Somehow, people have, although Dutta does not
advertise, and rarely performs onstage. When NPR came to interview him,
they asked him that very question — how do people find you?
“Why are you guys asking me?” was Dutta's response. “I did not contact NPR. You guys contacted me.”
They
laughed, he recalls. “It is like how the Buddha is saying, if the
student is ready, the teacher will show up. Why it is only student? When
the teacher is ready, students show up. When performer is ready,
opportunity will show up.”
When not cross-legged on the rug, he
sits, as he does now, in one of two plain wooden chairs lined up in
front of the dining table. He sits spine-straight, one ankle over knee,
arms clasped at the hip like a Victorian gentleman. At 59, he is so
slim, he practically swims in his T-shirt and shorts, which reveal the
surgery scars running up his leg from a quintuple heart bypass some
years ago.
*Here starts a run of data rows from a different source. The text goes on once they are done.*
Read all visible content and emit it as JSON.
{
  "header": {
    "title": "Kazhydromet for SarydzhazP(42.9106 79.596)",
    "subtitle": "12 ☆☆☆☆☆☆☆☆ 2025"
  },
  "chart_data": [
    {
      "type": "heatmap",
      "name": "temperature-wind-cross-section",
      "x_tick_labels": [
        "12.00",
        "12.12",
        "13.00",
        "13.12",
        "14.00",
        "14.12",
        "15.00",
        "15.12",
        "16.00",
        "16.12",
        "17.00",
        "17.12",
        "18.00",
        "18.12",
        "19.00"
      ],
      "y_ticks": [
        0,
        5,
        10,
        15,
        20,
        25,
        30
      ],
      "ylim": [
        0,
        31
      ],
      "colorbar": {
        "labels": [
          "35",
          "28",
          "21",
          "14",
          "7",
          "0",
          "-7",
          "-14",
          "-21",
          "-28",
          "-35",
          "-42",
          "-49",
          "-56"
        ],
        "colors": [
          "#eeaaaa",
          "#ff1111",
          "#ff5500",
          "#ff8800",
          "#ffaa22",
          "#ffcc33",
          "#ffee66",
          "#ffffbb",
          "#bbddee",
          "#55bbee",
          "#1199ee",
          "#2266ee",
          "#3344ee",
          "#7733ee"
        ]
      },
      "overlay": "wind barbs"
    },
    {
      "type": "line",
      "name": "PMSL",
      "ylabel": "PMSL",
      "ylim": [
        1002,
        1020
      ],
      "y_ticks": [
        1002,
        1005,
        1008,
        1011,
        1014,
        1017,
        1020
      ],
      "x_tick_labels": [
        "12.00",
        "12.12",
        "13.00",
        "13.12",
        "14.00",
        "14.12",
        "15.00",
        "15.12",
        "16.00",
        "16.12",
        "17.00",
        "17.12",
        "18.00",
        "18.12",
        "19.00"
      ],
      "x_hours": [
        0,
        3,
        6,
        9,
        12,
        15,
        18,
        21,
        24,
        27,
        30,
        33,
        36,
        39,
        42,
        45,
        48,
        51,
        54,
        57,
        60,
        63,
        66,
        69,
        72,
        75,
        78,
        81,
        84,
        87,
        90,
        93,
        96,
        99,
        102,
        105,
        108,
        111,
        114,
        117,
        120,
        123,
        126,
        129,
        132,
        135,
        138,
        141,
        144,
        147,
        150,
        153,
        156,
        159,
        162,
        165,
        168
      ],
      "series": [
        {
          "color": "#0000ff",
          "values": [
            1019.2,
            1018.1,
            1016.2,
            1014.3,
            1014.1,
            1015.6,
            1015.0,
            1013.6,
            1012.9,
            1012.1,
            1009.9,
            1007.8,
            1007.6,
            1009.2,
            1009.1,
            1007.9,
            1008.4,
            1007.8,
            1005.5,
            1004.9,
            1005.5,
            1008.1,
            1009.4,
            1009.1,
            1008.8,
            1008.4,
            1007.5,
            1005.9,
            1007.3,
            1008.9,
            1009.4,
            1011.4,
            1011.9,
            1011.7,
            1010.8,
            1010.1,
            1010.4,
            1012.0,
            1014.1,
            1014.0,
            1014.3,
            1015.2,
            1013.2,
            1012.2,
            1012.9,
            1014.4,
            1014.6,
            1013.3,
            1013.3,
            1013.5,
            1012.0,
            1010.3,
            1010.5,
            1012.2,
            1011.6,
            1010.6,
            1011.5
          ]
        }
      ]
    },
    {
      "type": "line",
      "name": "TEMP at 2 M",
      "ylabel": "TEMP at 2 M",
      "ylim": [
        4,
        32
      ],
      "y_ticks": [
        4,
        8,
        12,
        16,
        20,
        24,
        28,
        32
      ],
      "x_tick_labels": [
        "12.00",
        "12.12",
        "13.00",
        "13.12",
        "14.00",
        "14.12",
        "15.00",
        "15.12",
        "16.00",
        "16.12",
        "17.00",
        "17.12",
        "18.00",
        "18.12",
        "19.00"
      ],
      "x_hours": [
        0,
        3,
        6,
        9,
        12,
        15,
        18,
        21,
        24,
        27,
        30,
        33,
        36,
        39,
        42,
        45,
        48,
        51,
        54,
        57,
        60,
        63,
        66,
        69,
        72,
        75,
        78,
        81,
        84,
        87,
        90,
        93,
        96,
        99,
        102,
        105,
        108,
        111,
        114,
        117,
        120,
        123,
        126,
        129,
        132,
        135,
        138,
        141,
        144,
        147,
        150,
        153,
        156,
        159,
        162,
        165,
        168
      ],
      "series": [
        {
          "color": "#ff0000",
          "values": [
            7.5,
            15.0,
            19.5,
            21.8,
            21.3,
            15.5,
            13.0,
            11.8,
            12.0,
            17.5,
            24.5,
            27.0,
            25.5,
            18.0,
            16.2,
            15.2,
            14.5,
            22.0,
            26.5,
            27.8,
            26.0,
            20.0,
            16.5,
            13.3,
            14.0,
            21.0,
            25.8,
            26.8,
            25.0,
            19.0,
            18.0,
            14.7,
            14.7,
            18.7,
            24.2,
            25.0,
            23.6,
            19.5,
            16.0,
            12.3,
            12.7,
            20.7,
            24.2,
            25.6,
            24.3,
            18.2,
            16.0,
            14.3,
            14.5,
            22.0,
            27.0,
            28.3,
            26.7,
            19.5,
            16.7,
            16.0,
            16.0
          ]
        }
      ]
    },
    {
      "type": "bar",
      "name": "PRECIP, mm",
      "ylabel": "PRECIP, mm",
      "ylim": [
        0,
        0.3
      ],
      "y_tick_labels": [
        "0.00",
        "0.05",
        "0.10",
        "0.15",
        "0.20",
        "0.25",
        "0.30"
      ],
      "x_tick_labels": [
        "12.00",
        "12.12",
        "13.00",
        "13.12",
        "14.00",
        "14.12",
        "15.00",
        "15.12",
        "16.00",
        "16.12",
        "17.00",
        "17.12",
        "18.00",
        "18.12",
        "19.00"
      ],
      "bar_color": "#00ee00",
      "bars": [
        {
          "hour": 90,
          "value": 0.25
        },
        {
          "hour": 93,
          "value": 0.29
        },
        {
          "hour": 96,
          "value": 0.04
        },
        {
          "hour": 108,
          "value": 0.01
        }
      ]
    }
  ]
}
The heart attack happened right here in his apartment, and
the rug was nearly the last thing Dutta ever saw. He felt the terrible
throbbing in his head, the pain radiating down his arm. Luckily, a
student, a drummer for Cirque du Soleil, arrived for a lesson.
At
times Dutta's students are nervous before a show. He tells them don't
try to play well. Just play. Focus not on the audience but on your
sincerity. “Because how good is good enough? Does it depend on how many
girls loved it? Or how many people in the audience screamed?” It is as
if you are performing for a reward, he admonishes, and the reward draws
more attention than the art. “And then you stink.”
Let's say 2,000
people know about your music, Dutta continues. “Is that fame? Or do you
need to be known by 2 million people?” Perhaps just one is enough.
A
young man wrote to Dutta not long ago. He'd cried for half an hour
after hearing the song Dutta composed for his father shortly after he
died. Never in his life, the young man wrote, had he felt so moved by
any piece of music. Titled “Great Soul,” the song begins with a
pitter-pattering treble beat, tentative at first, like a child's first
steps, then skipping, then running steady alongside a deep bass. In the
end, only the treble is left. The bass simply, subtly, fades away.